LA QUINTESSENCE DE L’ART DE L’ASSEMBLAGE
Dans l’univers délectable des vins et spiritueux, Krug est un incontournable à travers ses expériences gustatives riches en émotions et en partage. « Déguster le Champagne Krug, c’est aller au-delà du nom et de sa réputation », précise Olivier Krug, à la tête de la maison rémoise de sixième génération, qui perpétue la tradition, le savoir-faire et l’esprit anticonformiste de son aïeul depuis 1843. « C’est une relation d’amour, une invitation à faire attention au verre dans lequel on le savoure. » La Maison consolide ainsi sa relation ancestrale avec les vignerons « pour une terre qu’ils ne lâcheront jamais ». Un respect pour chaque parcelle de leurs fameux clos du Mesnil de 1,84 ha (pureté du chardonnay) et du clos d’Ambonnay de 0,68 ha (intensité du pinot noir), l’une de leurs cuvées les plus rares. Si la Maison de famille n’est pas ouverte au public, elle convie leurs plus grands clients à visiter leur vignoble dont les différentes parcelles offrent un nectar unique chaque année. Le choix des raisins, selon leur degré de maturité durant les vendanges, se révèle un travail d’orfèvre dans l’art de l’assemblage.
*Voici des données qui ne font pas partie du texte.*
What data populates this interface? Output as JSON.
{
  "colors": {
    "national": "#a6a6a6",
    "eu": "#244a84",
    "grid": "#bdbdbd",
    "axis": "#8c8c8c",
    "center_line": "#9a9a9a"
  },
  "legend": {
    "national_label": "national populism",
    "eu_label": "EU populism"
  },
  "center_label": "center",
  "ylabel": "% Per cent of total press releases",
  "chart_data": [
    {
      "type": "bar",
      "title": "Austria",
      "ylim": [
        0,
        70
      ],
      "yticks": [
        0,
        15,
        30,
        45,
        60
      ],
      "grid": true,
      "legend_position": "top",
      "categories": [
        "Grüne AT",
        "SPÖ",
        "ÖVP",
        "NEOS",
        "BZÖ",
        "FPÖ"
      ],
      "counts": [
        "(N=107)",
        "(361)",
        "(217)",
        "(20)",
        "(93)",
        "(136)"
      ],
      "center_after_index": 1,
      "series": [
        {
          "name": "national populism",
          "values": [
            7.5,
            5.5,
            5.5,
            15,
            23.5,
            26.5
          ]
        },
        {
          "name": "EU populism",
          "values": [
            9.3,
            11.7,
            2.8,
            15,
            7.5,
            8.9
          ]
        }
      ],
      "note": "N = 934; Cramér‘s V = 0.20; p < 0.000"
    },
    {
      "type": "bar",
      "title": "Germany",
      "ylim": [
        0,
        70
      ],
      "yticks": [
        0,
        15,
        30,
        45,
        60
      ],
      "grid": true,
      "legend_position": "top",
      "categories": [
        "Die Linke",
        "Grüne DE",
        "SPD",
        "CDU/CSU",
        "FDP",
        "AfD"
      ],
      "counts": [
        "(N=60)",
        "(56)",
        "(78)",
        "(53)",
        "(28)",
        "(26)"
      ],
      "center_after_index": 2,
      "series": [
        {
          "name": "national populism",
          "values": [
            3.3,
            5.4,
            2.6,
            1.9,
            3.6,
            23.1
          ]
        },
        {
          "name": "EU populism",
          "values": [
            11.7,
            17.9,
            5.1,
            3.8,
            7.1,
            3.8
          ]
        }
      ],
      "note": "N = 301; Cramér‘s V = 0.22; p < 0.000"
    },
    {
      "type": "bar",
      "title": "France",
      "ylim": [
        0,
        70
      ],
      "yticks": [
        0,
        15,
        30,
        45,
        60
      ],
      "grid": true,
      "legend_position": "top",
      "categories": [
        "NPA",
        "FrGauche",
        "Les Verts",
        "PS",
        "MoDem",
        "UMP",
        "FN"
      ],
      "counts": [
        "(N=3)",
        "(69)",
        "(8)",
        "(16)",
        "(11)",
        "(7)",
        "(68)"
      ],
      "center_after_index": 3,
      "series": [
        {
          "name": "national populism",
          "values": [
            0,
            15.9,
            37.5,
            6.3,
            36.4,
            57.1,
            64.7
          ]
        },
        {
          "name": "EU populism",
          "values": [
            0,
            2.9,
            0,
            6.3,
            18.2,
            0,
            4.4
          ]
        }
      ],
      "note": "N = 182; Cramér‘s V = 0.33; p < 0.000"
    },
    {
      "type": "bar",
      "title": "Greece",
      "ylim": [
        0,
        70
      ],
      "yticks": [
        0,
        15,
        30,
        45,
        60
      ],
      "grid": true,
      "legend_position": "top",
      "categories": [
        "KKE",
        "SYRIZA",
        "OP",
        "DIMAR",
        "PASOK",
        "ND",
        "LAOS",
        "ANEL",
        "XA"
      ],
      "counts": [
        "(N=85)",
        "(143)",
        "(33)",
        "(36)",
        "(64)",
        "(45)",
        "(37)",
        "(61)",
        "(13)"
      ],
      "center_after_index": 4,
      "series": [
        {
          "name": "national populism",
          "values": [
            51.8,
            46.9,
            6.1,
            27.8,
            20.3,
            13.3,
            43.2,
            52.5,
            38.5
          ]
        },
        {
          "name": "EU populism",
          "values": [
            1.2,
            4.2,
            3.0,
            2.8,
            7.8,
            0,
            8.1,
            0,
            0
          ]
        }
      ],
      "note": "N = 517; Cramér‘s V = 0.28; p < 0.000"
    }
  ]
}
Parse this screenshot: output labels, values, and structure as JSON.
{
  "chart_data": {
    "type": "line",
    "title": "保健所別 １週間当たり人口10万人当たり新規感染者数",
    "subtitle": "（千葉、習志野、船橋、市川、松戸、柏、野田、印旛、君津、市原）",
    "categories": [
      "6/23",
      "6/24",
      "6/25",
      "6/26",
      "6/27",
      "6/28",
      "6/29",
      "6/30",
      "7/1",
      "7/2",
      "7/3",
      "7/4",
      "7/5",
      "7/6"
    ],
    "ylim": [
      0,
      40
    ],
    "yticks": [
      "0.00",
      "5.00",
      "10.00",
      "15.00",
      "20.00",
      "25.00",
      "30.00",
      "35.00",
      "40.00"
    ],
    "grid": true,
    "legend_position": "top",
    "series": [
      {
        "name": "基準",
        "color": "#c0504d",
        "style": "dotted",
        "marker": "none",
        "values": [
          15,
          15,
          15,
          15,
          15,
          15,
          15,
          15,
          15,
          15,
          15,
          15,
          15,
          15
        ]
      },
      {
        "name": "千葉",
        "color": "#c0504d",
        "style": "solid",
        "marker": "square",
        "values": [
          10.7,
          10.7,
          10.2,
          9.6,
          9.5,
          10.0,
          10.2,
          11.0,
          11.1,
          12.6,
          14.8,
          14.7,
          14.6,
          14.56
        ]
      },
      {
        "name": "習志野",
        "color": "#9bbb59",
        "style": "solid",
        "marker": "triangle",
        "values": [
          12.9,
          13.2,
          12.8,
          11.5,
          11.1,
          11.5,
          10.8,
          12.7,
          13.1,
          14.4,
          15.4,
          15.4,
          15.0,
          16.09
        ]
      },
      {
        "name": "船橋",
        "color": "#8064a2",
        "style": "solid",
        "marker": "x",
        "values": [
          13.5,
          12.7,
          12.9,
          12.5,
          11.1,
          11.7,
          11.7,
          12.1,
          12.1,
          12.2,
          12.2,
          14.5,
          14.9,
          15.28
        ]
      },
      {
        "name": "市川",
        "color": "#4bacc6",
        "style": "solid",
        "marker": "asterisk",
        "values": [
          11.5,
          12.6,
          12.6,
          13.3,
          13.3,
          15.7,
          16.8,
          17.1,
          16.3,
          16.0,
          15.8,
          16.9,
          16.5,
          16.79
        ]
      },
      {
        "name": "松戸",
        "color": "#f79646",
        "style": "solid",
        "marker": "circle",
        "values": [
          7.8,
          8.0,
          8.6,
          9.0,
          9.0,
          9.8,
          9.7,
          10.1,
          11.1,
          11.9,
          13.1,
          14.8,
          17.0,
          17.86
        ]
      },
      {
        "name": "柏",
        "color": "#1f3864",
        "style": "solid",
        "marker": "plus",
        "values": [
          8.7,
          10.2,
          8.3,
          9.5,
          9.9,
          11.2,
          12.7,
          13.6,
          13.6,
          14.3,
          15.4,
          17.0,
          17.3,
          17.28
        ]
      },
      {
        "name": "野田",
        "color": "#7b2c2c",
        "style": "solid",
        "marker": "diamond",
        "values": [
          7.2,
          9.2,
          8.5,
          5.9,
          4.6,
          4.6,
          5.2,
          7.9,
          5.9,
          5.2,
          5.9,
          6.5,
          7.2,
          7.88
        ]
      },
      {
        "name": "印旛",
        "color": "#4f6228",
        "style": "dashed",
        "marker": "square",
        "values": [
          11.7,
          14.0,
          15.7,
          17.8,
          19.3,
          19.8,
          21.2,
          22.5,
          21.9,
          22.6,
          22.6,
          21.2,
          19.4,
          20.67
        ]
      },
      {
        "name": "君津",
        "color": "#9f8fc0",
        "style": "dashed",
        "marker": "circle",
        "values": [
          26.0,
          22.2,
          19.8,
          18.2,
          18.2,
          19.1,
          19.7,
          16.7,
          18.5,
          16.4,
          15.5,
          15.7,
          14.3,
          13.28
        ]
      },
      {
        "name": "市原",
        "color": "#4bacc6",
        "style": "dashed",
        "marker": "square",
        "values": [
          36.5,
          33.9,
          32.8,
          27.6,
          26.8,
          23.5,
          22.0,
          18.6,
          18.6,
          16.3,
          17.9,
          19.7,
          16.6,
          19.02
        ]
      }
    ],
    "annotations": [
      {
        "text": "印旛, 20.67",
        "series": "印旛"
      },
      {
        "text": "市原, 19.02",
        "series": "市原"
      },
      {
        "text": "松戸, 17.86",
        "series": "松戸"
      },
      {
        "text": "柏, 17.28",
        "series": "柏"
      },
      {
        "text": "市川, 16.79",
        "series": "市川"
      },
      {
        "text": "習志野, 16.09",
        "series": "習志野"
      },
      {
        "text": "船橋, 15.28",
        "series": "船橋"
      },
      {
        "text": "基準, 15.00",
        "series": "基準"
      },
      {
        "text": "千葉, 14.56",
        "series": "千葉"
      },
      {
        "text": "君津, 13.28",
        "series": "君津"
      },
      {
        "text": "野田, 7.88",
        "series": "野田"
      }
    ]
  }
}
Des champagnes au potentiel de vieillissement quasi illimité. « Le vrai luxe n’est pas un luxe de pouvoir mais un luxe d’expérience, avec des champagnes plus coûteux car plus rares », distingue Olivier Krug « La nouvelle génération est avide, gourmande et n’a pas de limite. Notre clientèle veut qu’on lui raconte une histoire avec générosité, humilité, sincérité et pédagogie. Elle recherche l’unique comme Krug et le rare par définition ». Elle propose ainsi des rencontres champagne, musique et gastronomie à travers le monde, comme cette dégustation dans un Ryokan (auberge traditionnelle du Japon) au pied du Mont Fuji, avec l’un des plus grands chefs japonais d’Osaka. Vingt ans sont nécessaires pour créer un Krug Grande Cuvée, qui se définit par des bulles fines et élégantes, des arômes subtils de floraison, de fruits mûrs, de pain d’épices et d’agrumes ainsi que par des notes de noisette, de nougat et de sucre d’orge. Sa 166e édition célèbre cette année encore, une nouvelle création.
UNE APPROCHE DU VRAI LUXE ?
Il s’agit donc de temps, de calme, de confort, de plaisir et d’un bouche à oreille précieux. Un canal de communication qui n’a pourtant pas systématiquement l’objectif de développer profit et rentabilité, mais de consolider une pratique ancestral et une image de marque synonyme d’exception. C’est l’art de savoir anticiper, séduire, investir des lieux atypiques et fédérateurs de bien-être, composer avec les univers artistiques, s’échapper des mouvances du marché à l’ère du digital et aux exigences de consommation.
À l’heure où le cercle des ultra riches s’agrandit dans le monde, ces Maisons prennent ainsi soin de cultiver les liens de proximité directe avec leur clientèle pour mieux la connaître, la comprendre, la satisfaire. L’authenticité, la rareté, l’émotion, l’expérience et les qualités du slow se réunissent ainsi pour en trouver la parfaite mesure.